An organisation’s competitive advantage resides in their executive team’s ability to see and create valuable opportunities that the competition can’t perceive. However, breaking the addiction to repeating the formulas for past successes is a difficult undertaking for the brain.
Five practices businesses could immediately institute for improved performance:
Power of inquiry: Enhance individual and organisational awareness by architecting dialogues within organisations to highlight both hidden limitations and untapped opportunities, e.g. “If constraint X were removed, what impact could it have on the turnover?”
Future outcome thinking: Working backwards from the desired business outcomes can reveal a multitude of different pathways to deliver on the business intent.
Perspective taking: Strategically adopting the position that existing and new competitors could take to undermine an organisation’s strategic direction could reveal and highlight flaws and gaps in current logic and approach.
Framing/Storytelling: Altering the context of key change initiatives so that the organisation sees the possibilities as being bigger than the emotional threat. This can motivate employees to think new and do new.
Enhance personal awareness: Identifying those “hot buttons” that set you off and developing practices for self-regulation. This can, for example, be useful in trying to oppose split-second judgements.
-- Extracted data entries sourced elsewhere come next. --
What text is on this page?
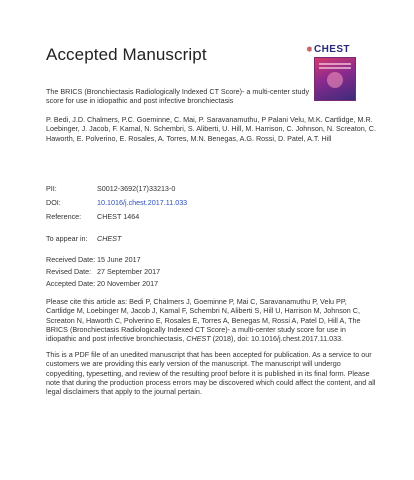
Accepted Manuscript	❅ CHEST
The BRICS (Bronchiectasis Radiologically Indexed CT Score)- a multi-center study score for use in idiopathic and post infective bronchiectasis
P. Bedi, J.D. Chalmers, P.C. Goeminne, C. Mai, P. Saravanamuthu, P Palani Velu, M.K. Cartlidge, M.R. Loebinger, J. Jacob, F. Kamal, N. Schembri, S. Aliberti, U. Hill, M. Harrison, C. Johnson, N. Screaton, C. Haworth, E. Polverino, E. Rosales, A. Torres, M.N. Benegas, A.G. Rossi, D. Patel, A.T. Hill
PII:	S0012-3692(17)33213-0
DOI:	10.1016/j.chest.2017.11.033
Reference: CHEST 1464
To appear in: CHEST
Received Date: 15 June 2017
Revised Date: 27 September 2017
Accepted Date: 20 November 2017
Please cite this article as: Bedi P, Chalmers J, Goeminne P, Mai C, Saravanamuthu P, Velu PP, Cartlidge M, Loebinger M, Jacob J, Kamal F, Schembri N, Aliberti S, Hill U, Harrison M, Johnson C, Screaton N, Haworth C, Polverino E, Rosales E, Torres A, Benegas M, Rossi A, Patel D, Hill A, The BRICS (Bronchiectasis Radiologically Indexed CT Score)- a multi-center study score for use in idiopathic and post infective bronchiectasis, CHEST (2018), doi: 10.1016/j.chest.2017.11.033.
This is a PDF file of an unedited manuscript that has been accepted for publication. As a service to our customers we are providing this early version of the manuscript. The manuscript will undergo copyediting, typesetting, and review of the resulting proof before it is published in its final form. Please note that during the production process errors may be discovered which could affect the content, and all legal disclaimers that apply to the journal pertain.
Sources: Vyas, V. and Doughty, S. (2017) Hidden Neural Patterns Could Be Limiting Your Performance, IK, Jan 30; Enterprising Oxford, Entrepreneurship 101 (2017) What does it mean to be Entrepreneurial?, Oxford University [Online], Available: http://www.eship.ox.ac.uk/what-does-it-mean-be-entrepreneurial [1 Feb 2017]
Action Point
Embrace your entrepreneurial mindset and exploit your knowledge to create new opportunities. Consider how you can break from your own patterns of thinking. For example, asses how you process information and identify your own ‘hot buttons’.